Malick must commit tonnes of footage to film. In post-production he creates and hacks in equal measure, sometimes losing entire characters (Kurylenko made him promise that Marina would remail in the film, but supporting roles featuring Rachel Weisz, Jessica Chastain, Michael Sheen, Amanda Peet, Barry Pepper and Michael Shannon all ended up on the editing room floor). His imagery is beautiful, and this particular cake is frosted with generous dollops of religion. He’s exploring love in different ways and settings. This isn’t a narrative, it isn’t a story, it’s more a philosophical treatise on love. If you know Malick, then you’re used to the stylistic montages, though this one feels more fragmentary than most.
Just between you and me, I think Malick’s movies are getting increasingly masturbatory as we go along. He loves his long, meandering shots, and who cares whether they’re actually pertinent to the “plot”? Plot? Hahaha. Plot. Is this meditation or pretension? There’s a lot here that can be only experienced intuitively, which makes it quite demanding of its viewer.
This was the very last movie review that Roger Ebert submitted before his death; it was published posthumously 2 days later. Ebert was in his last days and must have known it (have you seen Life Itself?). His reading of the film is a rather spiritual one:
“A more conventional film would have assigned a plot to these characters and made their motivations more clear. Malick, who is surely one of the most romantic and spiritual of filmmakers, appears almost naked here before his audience, a man not able to conceal the depth of his vision.
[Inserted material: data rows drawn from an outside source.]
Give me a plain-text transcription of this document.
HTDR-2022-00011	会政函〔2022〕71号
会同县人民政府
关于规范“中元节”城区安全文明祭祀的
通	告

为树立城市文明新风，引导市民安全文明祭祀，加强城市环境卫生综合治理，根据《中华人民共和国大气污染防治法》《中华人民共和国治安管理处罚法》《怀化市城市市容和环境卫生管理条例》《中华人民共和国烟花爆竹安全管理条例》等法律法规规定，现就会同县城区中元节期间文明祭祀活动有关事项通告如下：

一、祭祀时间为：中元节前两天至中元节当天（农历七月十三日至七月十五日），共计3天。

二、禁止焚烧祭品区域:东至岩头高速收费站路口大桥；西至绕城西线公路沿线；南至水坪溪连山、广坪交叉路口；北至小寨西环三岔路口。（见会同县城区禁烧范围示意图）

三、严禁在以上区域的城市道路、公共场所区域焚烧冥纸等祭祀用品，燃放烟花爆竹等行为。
“Well,” I asked myself, “why not?” Why must a film explain everything? Why must every motivation be spelled out? Aren’t many films fundamentally the same film, with only the specifics changed? Aren’t many of them telling the same story? Seeking perfection, we see what our dreams and hopes might look like. We realize they come as a gift through no power of our own, and if we lose them, isn’t that almost worse than never having had them in the first place?
There will be many who find “To the Wonder” elusive and too effervescent. They’ll be dissatisfied by a film that would rather evoke than supply. I understand that, and I think Terrence Malick does, too. But here he has attempted to reach more deeply than that: to reach beneath the surface, and find the soul in need.”